I’m quite fond of reflecting on the year that’s gone by at this time of the year, and my favourite way of doing so is by looking back on the music I’ve added to my library over the past twelve months. These tunes have provided the soundtrack to my year, whether they’ve been omnipresent on the radio or I’ve listened to them a lot on my iPod, so I quite enjoy listening to a playlist of the best of them in the week between Christmas and New Year.
I’ve made a top forty list for four years now; you can find my lists for 2010, 2011 and 2012 elsewhere on the blog, but without quite the explanations as you’ll find here.

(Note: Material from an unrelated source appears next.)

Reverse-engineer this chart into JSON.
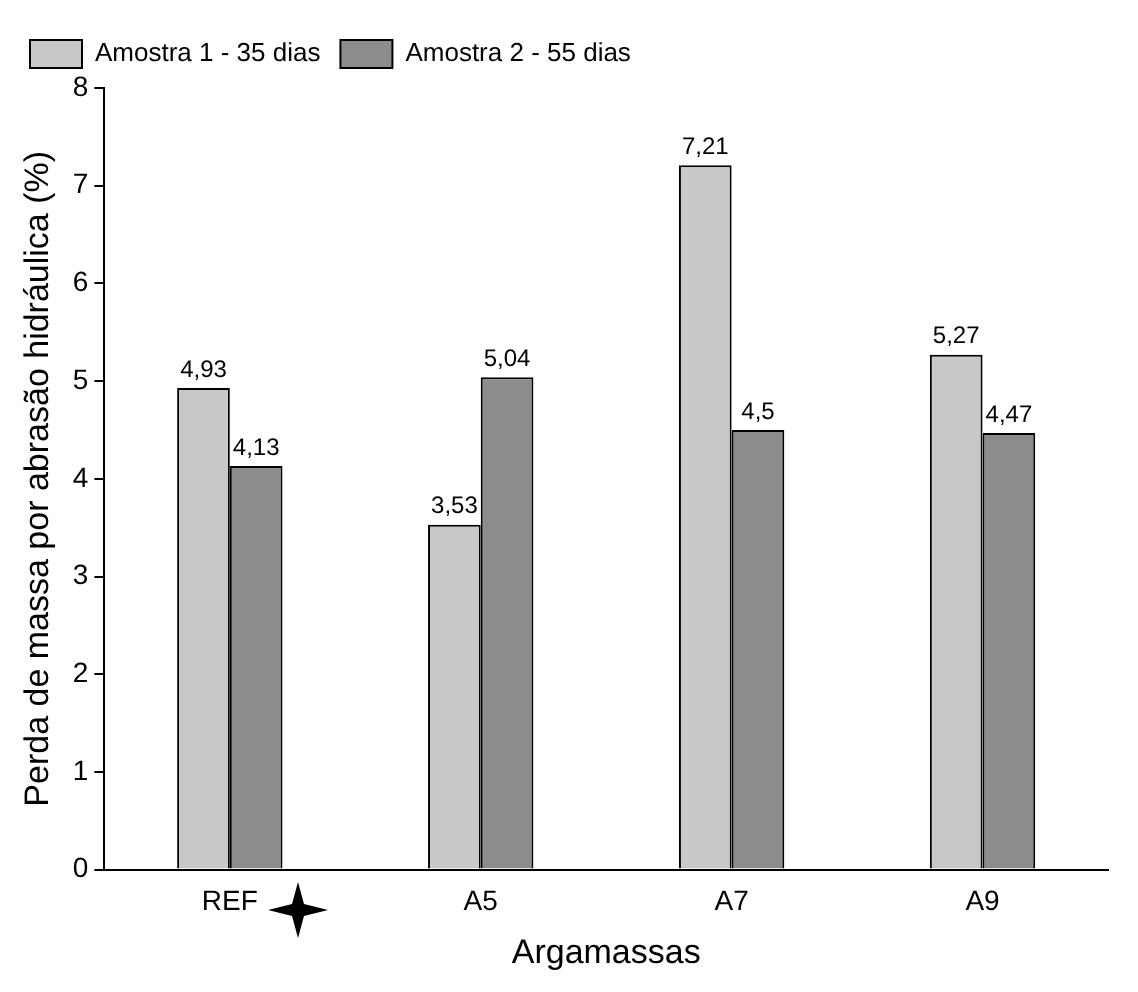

The list includes some songs that weren’t released in the last year, but I’ve only added to my iTunes library this year, and are ‘new’ to me. The list is based in part on how many times I’ve played the song and when I added it to my library; so that songs that I added to my library near the end of the year still have a chance. In saying that, some songs that I added to my library (like CHVRCHES’ new album) will appear on next year’s list instead of this year’s, to give them a chance to show how good they are.
So without much further ado, here are my top forty songs of 2013 in reverse order:
40. Bakermat – “Leven” (2012)
A pretty obscure song from a Belgian producer, it’s a great feel good song that belongs to montages at the end of summer events, like Glastonbury or Wimbledon. A brilliant horn melody, and a simply soothing sound make it a great track to listen to.

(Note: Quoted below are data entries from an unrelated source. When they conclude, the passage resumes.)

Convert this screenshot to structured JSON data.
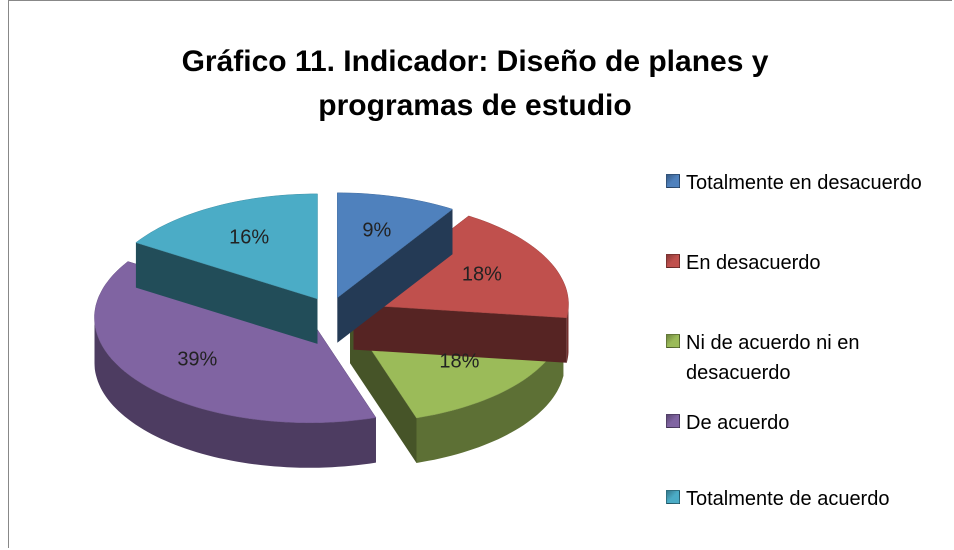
{
  "chart_data": {
    "type": "pie",
    "title": "Gráfico 11. Indicador: Diseño de planes y programas de estudio",
    "categories": [
      "Totalmente en desacuerdo",
      "En desacuerdo",
      "Ni de acuerdo ni en desacuerdo",
      "De acuerdo",
      "Totalmente de acuerdo"
    ],
    "values": [
      9,
      18,
      18,
      39,
      16
    ],
    "value_labels": [
      "9%",
      "18%",
      "18%",
      "39%",
      "16%"
    ],
    "colors": [
      "#4f81bd",
      "#c0504d",
      "#9bbb59",
      "#8064a2",
      "#4bacc6"
    ],
    "legend": "right"
  }
}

39. Chairlift – “I Belong In Your Arms” (2012)
The first I’d heard of Chairlift was a few years ago, when I was introduced to the beautiful “Bruises”, but hadn’t heard anything from them until this song late last year. A simple love song, with beautiful vocals and a catchy, synthy background beat as well.
38. Brodinski – “Dance Like Machines” (2012)
“Dance Like Machines” channels Brodinski’s natural flair for creating beats that are catchy and dancey, whilst including vocals to keep your attention through the song. It’s drop, coupled with the lyrics “Robots and androids, dance like machines”, will get stuck in your head for weeks.
37. Kid Cudi vs. The Crookers – “Day ‘n’ Nite” (2008)
I wasn’t a big fan of this song first time round, but due to an interest in both Kid Cudi and The Crookers via other songs, I felt this song was due another spin – and I’m glad I did. It’s a simple mix of Cudi’s down to earth rhymes with The Crookers’ brand of house, and it works very well.
36. Martha and the Muffins – “Echo Beach” (1980)
A song that came on practically every day on MFR Two, which was the radio station of choice at work this summer – it’s a song that’s about getting through work by remembering a special place. I found it resonated more whilst at uni, and it’s catchy chorus and refrain makes it a song I like a lot.
35. Hardwell – “Spaceman” (2012)
A simple, if overlong, dance song – “Spaceman” has one of the hardest, simplest and most recognisable drops you will hear. As a song for a night out, it’s a standard to which others should be held.
34. Katy Perry – “Roar” (2013)
Probably the best song off of her latest album, “Roar” is a Katy Perry song with a bit more fight to it than her usual candy land tunes. It’s simple; it’s good and comes with a great video. What’s more to be said?
33. The Prodigy – “Warrior’s Dance” (2009)
A classic Prodigy song that I didn’t identify to them until this year, “Warrior’s Dance” has that refrain that I’m sure most dance music fans will know well. The drops are tinny and perfectly 90s. It’s a song I should have heard long before I did.
32. Porter Robinson – “Language” (2012)
I don’t know how this song does it, but it’s simultaneously beautiful and an EDM song. It’s got the typical dubstep growls of Robinson’s other songs, like the brilliant “Unison”, but also a gentle, contemplative melody throughout. This song is a brilliant example of what dance music can be.
31. Nero – “Promises” (2011)
Apparently a number 1 in 2011, I’d never heard this great song until a few months ago. It’s got a relentless pounding bass, and keeps a high tempo whilst Nero’s ever-present singer Alana Watson sings of a frayed relationship. The drop manages to be great and keep the emotion at the same time, and makes it a fantastic song because of it.